Cuando alguien te procura, cuando gritan tu nombre, no te apures. Es una lección que aprendí desde joven. Cerciórate quién llama, pregúntate a ti mismo para qué. Una respuesta y te puede envolver la arremetida, y te puede empapar el aguacero.
Así, cuando aquel señor se detuvo en el umbral de la puerta ―aquel señor extraño, rojizo― y pronunció mi nombre, no respondí. La sala del teatro Heredia era espaciosa y no me permitía distinguirlo del todo. Insistió, subió ligeramente el tono. Todos se voltearon, todos me miraron; pero seguí en silencio.

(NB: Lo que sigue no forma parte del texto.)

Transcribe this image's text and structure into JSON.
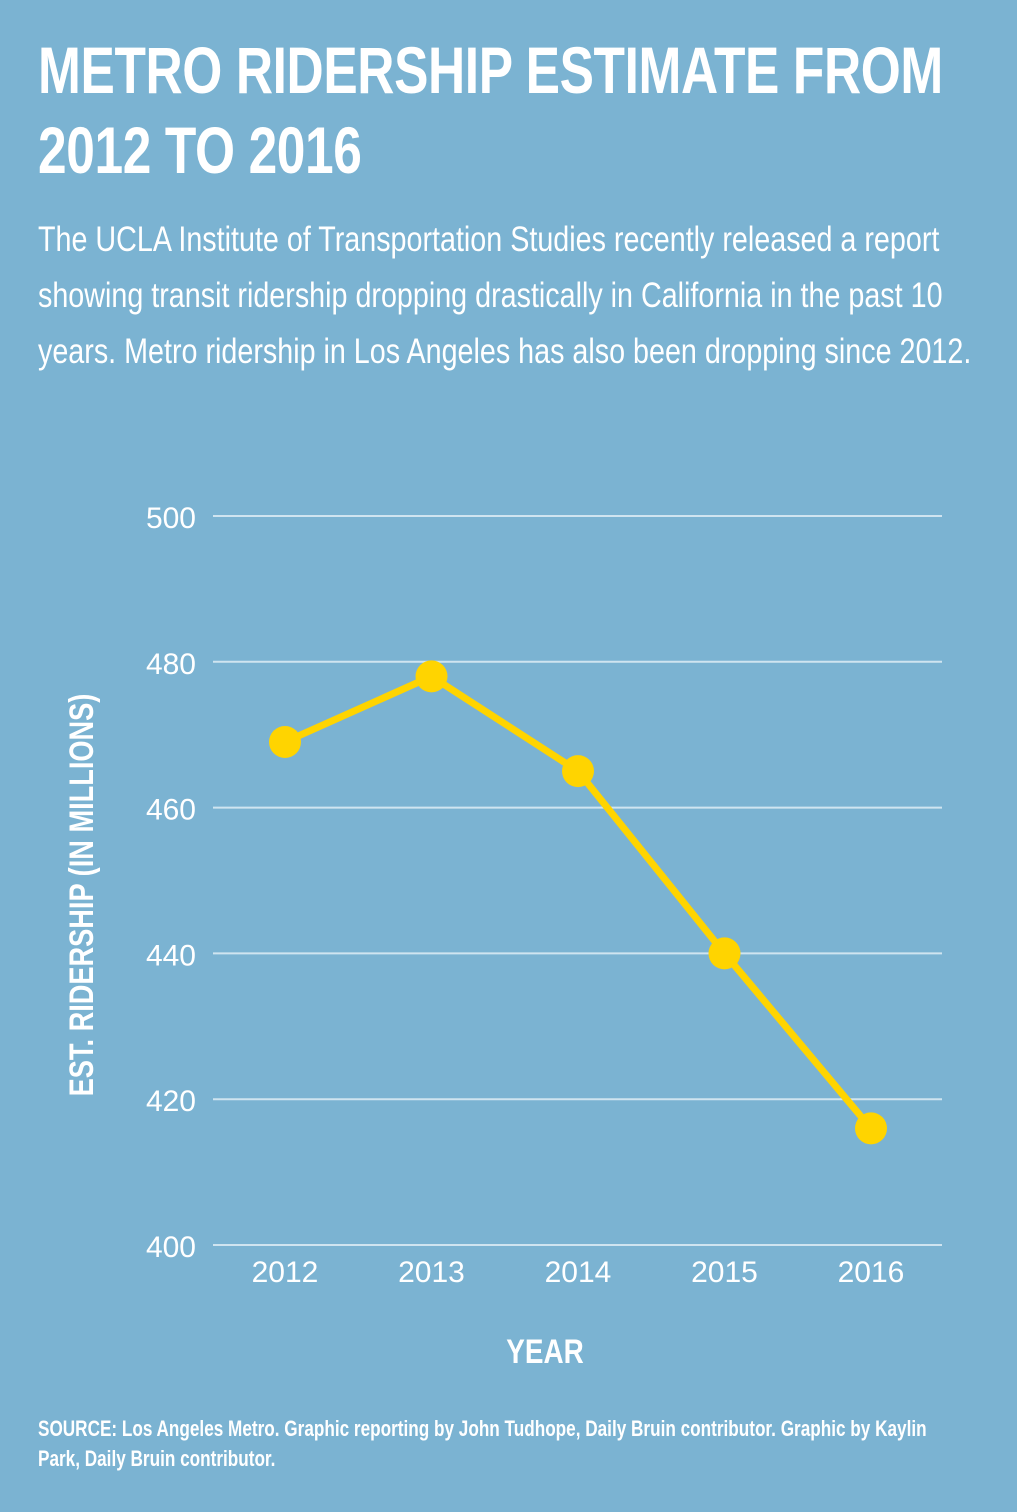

Las urgencias me asustan, me retraen.
Conminado por mis colegas, más que por deseo propio, alcé la mano. Dije un sí endeble, temeroso. Y di el paso, di dos. El visitante no esperó más. Caminó erguido, extendió su mano:
―Yo soy Jaime Sarusky…
De pronto se abalanzaron sobre mí los fantasmas de Omaja, así, con jota, sin Nebraska. Los que alguna vez le asaltaron en el paradero del tren, en ese pueblo del Oeste fundado en Cuba. El olor de la naranja, la madera vencida, los amores antiguos. Y el tiempo de la gloria que es siempre el tiempo de las ruinas.

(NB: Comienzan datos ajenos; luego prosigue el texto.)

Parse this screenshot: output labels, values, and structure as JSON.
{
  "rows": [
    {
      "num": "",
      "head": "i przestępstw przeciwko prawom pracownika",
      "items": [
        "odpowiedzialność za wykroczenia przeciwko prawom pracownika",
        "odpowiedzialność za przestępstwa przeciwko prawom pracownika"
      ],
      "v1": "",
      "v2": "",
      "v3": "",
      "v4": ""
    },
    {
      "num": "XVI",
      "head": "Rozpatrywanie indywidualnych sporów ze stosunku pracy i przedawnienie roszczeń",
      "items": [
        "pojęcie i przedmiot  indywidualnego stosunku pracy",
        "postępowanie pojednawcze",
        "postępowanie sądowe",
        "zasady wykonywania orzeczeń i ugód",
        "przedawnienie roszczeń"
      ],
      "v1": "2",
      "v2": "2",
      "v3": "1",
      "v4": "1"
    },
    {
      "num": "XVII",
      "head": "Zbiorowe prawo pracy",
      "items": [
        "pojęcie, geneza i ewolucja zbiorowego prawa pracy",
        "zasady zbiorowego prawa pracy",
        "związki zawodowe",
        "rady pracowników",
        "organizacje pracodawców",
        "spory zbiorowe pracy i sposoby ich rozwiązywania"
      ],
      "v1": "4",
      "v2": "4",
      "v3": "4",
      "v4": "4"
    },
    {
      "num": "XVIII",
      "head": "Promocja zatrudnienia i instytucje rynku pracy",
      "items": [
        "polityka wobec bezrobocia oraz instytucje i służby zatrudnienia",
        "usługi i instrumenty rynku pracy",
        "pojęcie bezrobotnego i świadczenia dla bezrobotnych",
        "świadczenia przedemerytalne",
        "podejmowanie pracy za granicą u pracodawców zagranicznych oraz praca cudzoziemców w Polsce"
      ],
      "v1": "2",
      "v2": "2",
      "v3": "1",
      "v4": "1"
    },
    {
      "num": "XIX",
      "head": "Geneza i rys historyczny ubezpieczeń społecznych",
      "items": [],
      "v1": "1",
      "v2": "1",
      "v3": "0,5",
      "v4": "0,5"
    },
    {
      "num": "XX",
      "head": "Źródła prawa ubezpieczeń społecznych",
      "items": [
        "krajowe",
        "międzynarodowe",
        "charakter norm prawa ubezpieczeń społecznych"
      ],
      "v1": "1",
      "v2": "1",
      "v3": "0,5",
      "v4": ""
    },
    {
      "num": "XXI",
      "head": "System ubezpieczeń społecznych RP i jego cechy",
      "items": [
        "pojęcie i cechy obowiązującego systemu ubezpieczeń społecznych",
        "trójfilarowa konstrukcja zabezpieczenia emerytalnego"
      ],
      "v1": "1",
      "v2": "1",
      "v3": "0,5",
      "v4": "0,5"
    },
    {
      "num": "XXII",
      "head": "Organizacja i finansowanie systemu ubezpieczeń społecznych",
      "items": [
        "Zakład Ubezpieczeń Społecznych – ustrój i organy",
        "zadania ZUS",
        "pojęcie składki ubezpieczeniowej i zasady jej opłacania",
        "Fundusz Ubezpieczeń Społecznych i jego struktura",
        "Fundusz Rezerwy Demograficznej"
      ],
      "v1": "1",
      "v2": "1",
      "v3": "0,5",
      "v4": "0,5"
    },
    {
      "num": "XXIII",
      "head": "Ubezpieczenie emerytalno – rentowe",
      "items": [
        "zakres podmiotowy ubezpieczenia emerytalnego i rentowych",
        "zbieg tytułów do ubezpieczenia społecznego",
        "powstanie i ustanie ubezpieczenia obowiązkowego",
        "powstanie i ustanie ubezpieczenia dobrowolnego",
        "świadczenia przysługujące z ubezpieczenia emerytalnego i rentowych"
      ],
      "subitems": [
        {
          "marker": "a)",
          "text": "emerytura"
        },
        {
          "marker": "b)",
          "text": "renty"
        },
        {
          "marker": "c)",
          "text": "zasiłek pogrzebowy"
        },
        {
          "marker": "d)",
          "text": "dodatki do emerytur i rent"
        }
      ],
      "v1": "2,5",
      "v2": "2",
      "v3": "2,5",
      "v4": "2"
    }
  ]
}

―¿Usted no hace libros?, me soltó a quemarropa. Más que una interrogante, se adivinaba una advertencia. No entendí a la primera, no supe que agregar. Esta resultaría una conversación retadora, un diálogo bordado en el aire, algo que el destino me imponía.
Hizo alarde de memoria. Para mi sorpresa, recordó con bastante exactitud algunas de mis entrevistas, de mis crónicas, aparecidas aquí, allá. Se detuvo especialmente en una evocación sobre José Soler Puig, publicada en la revista Revolución y Cultura, a la que Sarusky estuvo ligado por un cuarto de siglo. Hablaba el reportero del periódico Revolución, de Granma, de La Gaceta de Cuba, de Bohemia. Hablaba el novelista. Hablaba conmigo.
Me echó el brazo al hombro, mientras desandábamos por el pasillo. Yo seguía en un mutismo cada vez más profundo, balbuceando, afirmando con la cabeza. Y como quien despeja las ramas, como quien va a hacer una revelación, se detuvo:
―Bien, bien… pero no están en libros sus trabajos. Haga libros, Cedeño… haga libros.
Leí con deleite sus entrevistas sobre el Grupo de Experimentación Sonora del ICAIC, que despeja la realidad y el mito, o que acaso las funde. Leí su ensayo La aventura de los suecos en Cuba. Festejé el Premio Nacional de Literatura, galardón que le fuera concedido en 2004. Su exploración por las identidades olvidadas, su mirada escrutadora, lo distinguían. Me encontré con él varias veces en las Ferias del Libro, incluida aquella que se le dedicara en 2011; pero nunca le abordé el tema.
Al fin, el tiempo es quien decide.
Un libro puede escapar de ti, puede enquistarse. Un libro hay que rumiarlo. Un libro es un milagro. Y cada vez que ha logrado alcanzarme, pienso en Sarusky, oigo su invitación, escucho su mandato.